Matthew Parris opens his diary
How unexpected. Half a world away from an English winter I find myself, shivering before a crackling fire, just lit, in a mud-brick house illuminated by oil lamps and candles, with rain beating on the high roof, as outside in the deep Australian night the wattles and eucalypts drip. ‘So you’re off to sunny New South Wales,’ cried envious friends as we departed London in the drizzle: ‘Don’t forget the tanning lotion.’ What I did forget was the umbrella.
But I’m happy. We’ve been visiting friends, the writer and broadcaster Richard Glover and playwright Debra Oswald. And here where we’re staying, high in the southern fringes of the Blue Mountains, is the house they built. Literally. Along with fellow broadcaster Philip Clark, Richard and co have mixed, moulded and laid every mud brick, sawn every rafter — and it’s taken them 25 years. Next morning (still raining) I helped Phil and Richard build a new wall. I think they enjoyed shouting orders at an ageing, mud-spattered Englishman, their unskilled navvy, staggering around in the dirt. And I enjoyed learning about building in mud: a tough and durable brick so long as it’s roofed, a good heat-insulator, and very forgiving: the D.I.Y. bodger who goes off-true with one course of bricks can easily correct this with the next — mud being the mortar too.

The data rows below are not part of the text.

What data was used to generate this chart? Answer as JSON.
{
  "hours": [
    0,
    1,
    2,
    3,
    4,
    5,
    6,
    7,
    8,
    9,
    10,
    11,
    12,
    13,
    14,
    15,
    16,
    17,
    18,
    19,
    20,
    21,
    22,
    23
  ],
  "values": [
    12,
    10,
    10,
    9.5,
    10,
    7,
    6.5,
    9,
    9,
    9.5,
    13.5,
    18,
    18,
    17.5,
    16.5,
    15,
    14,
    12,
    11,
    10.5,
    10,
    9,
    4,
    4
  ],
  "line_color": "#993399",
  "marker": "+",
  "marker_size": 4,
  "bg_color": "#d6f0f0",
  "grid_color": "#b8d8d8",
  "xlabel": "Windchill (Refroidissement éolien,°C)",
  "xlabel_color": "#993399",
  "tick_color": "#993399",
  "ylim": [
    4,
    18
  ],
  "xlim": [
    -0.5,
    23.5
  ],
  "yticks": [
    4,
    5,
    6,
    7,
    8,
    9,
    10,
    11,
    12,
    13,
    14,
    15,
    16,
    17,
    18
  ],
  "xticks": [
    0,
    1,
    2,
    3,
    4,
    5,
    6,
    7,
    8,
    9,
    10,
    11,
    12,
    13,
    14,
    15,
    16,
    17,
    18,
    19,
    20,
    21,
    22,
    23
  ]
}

In this rain the dead trees look even stranger. Perhaps you Australians don’t notice dead trees, any more than we Londoners notice red buses, but to the visitor there’s something faintly haunting about a place where, when trees die, they don’t seem to fall over, go mushy-brown and rot. They just stand there: gaunt, dry, stretching grey-white arms, like bones, to the sky. It’s as if the bush will not bury its dead. Ghostly — to us English — I swear.